Yali's question is essentially "Why did white Europeans become so much more powerful than other peoples?" Diamond rephrases this question by asking "why did human development proceed at such different rates on different continents?" He posits three potential objections to considering this question:

Explaining why Europe became more advanced than other areas tends to confirm the notion that Europe is superior.
Framing the question in this way contributes to a Eurocentric view of human development.
The question assumes that the natural progression of human history is towards "civilization" and that being "civilized" is better than being "primitive."

Diamond's ultimate concern in answering Yali's question has to do with its potentially racist assumptions. He argues in his prologue that white people are not "smarter" than other races and that the Europe's ability to conquer other civilizations in the 1500s had more to do with the chance combination of geographic, biological, and technological factors.
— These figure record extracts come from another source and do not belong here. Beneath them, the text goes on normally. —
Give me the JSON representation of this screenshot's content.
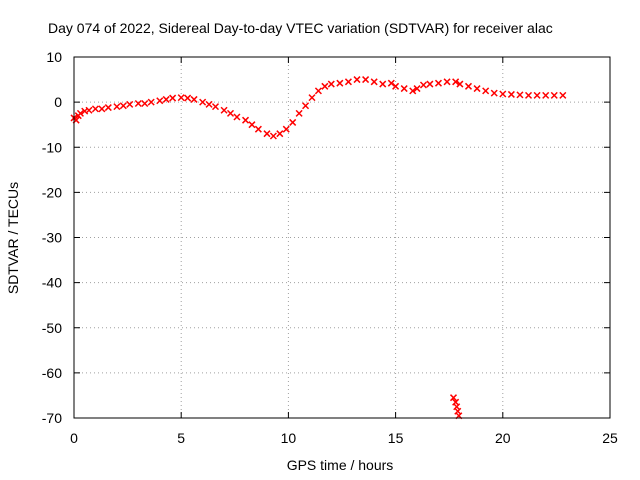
{
  "chart_data": {
    "type": "scatter",
    "title": "Day 074 of 2022, Sidereal Day-to-day VTEC variation (SDTVAR) for receiver alac",
    "xlabel": "GPS time / hours",
    "ylabel": "SDTVAR / TECUs",
    "xlim": [
      0,
      25
    ],
    "ylim": [
      -70,
      10
    ],
    "x_ticks": [
      0,
      5,
      10,
      15,
      20,
      25
    ],
    "y_ticks": [
      10,
      0,
      -10,
      -20,
      -30,
      -40,
      -50,
      -60,
      -70
    ],
    "grid": true,
    "marker": "cross",
    "series": [
      {
        "name": "SDTVAR",
        "color": "#ff0000",
        "points": [
          [
            0.0,
            -3.5
          ],
          [
            0.1,
            -4.0
          ],
          [
            0.2,
            -3.0
          ],
          [
            0.3,
            -2.5
          ],
          [
            0.5,
            -2.0
          ],
          [
            0.7,
            -1.8
          ],
          [
            1.0,
            -1.5
          ],
          [
            1.3,
            -1.5
          ],
          [
            1.6,
            -1.2
          ],
          [
            2.0,
            -1.0
          ],
          [
            2.3,
            -0.8
          ],
          [
            2.6,
            -0.5
          ],
          [
            3.0,
            -0.3
          ],
          [
            3.3,
            -0.3
          ],
          [
            3.6,
            0.0
          ],
          [
            4.0,
            0.3
          ],
          [
            4.3,
            0.6
          ],
          [
            4.6,
            0.9
          ],
          [
            5.0,
            1.0
          ],
          [
            5.3,
            0.9
          ],
          [
            5.6,
            0.6
          ],
          [
            6.0,
            0.0
          ],
          [
            6.3,
            -0.5
          ],
          [
            6.6,
            -1.0
          ],
          [
            7.0,
            -1.8
          ],
          [
            7.3,
            -2.5
          ],
          [
            7.6,
            -3.3
          ],
          [
            8.0,
            -4.0
          ],
          [
            8.3,
            -5.0
          ],
          [
            8.6,
            -6.0
          ],
          [
            9.0,
            -7.0
          ],
          [
            9.3,
            -7.5
          ],
          [
            9.6,
            -7.0
          ],
          [
            9.9,
            -6.0
          ],
          [
            10.2,
            -4.5
          ],
          [
            10.5,
            -2.5
          ],
          [
            10.8,
            -0.8
          ],
          [
            11.1,
            1.0
          ],
          [
            11.4,
            2.5
          ],
          [
            11.7,
            3.5
          ],
          [
            12.0,
            4.0
          ],
          [
            12.4,
            4.2
          ],
          [
            12.8,
            4.5
          ],
          [
            13.2,
            5.0
          ],
          [
            13.6,
            5.0
          ],
          [
            14.0,
            4.5
          ],
          [
            14.4,
            4.0
          ],
          [
            14.8,
            4.2
          ],
          [
            15.0,
            3.5
          ],
          [
            15.4,
            3.0
          ],
          [
            15.8,
            2.5
          ],
          [
            16.0,
            3.0
          ],
          [
            16.3,
            3.8
          ],
          [
            16.6,
            4.0
          ],
          [
            17.0,
            4.2
          ],
          [
            17.4,
            4.5
          ],
          [
            17.8,
            4.5
          ],
          [
            18.0,
            4.0
          ],
          [
            18.4,
            3.5
          ],
          [
            18.8,
            3.0
          ],
          [
            19.2,
            2.5
          ],
          [
            19.6,
            2.0
          ],
          [
            20.0,
            1.8
          ],
          [
            20.4,
            1.7
          ],
          [
            20.8,
            1.6
          ],
          [
            21.2,
            1.5
          ],
          [
            21.6,
            1.5
          ],
          [
            22.0,
            1.5
          ],
          [
            22.4,
            1.5
          ],
          [
            22.8,
            1.5
          ],
          [
            17.7,
            -65.5
          ],
          [
            17.8,
            -66.5
          ],
          [
            17.85,
            -67.5
          ],
          [
            17.9,
            -68.5
          ],
          [
            17.95,
            -69.5
          ]
        ]
      }
    ]
  }
}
In the Prologue to Guns, Germs, and Steel, Diamond recounts that Yali, a New Guinean leader, had asked him: "why is it that you white people brought so much cargo [to New Guinea], but we black people had little cargo of our own?" Diamond states that in his own experience, people of all races and cultures were equally intelligent and hard-working, and thus the book would be a search for some other sort of factor that might explain the uneven distribution of wealth and power.
There are three considerations or pitfalls Diamond wanted to avoid in his analysis of the problem:

He wanted to avoid justifying the dominance of Western European civilization. He was especially concerned not to fall into the pattern of the late nineteenth-century Darwinists who saw European dominance as evidence of Europeans as being more highly evolved.
Diamond wished to avoid a Eurocentric approach which focused on the success of Europeans as the main narrative of global history.
He wanted to avoid an account which privileged complex technological civilization and treated it as somehow better than other types of culture.


The answer to this question can be found in the Prologue to Guns, Germs, and Steel. In it, Diamond says that Yali, a New Guinean leader, once asked him why it was that "white people developed so much cargo [material goods] and brought it to New Guinea, but we black people had little cargo of our own" (13). This leads Diamond to the salient question of the book:

Why did wealth and power become distributed as they now are, rather than in some other way? For instance, why weren't Native Americans, Africans, and Aboriginal Australians the ones who decimated, subjugated, or exterminated Europeans and Asians (15)?

Diamond, in short, is seeking to understand why world history progressed as it did, and as a biologist, he will look deeper than cultural, economic, and political considerations, which, he tells the reader, have preoccupied historians. But he mentions three considerations, or "objections," as he terms them. They are paraphrased as follows:
By explaining the dominance of some people over others, are we running the risk of justifying their actions? He dismisses this concern by saying that understanding the origins of something is not the same as justifying or accepting the human actions involved.
Does investigating the origins of European dominance necessarily involve a "Eurocentric" approach to history? Diamond argues that his approach leads to the opposite conclusion of approaches that glorify European cultural and technological achievements.
Is the study of "civilization" based on the assumption that societies and people with advanced technology are necessarily superior to hunter-gatherer societies, for example? Diamond assures the reader that this is not his suggestion, saying that the "so-called blessings of civilization" are mixed, at best.
So, in short, Diamond says that Guns, Germs, and Steel is, if anything, geared toward addressing the kinds of concerns he raises. It is in no way intended to justify European culture or the ways in which it spread around the world.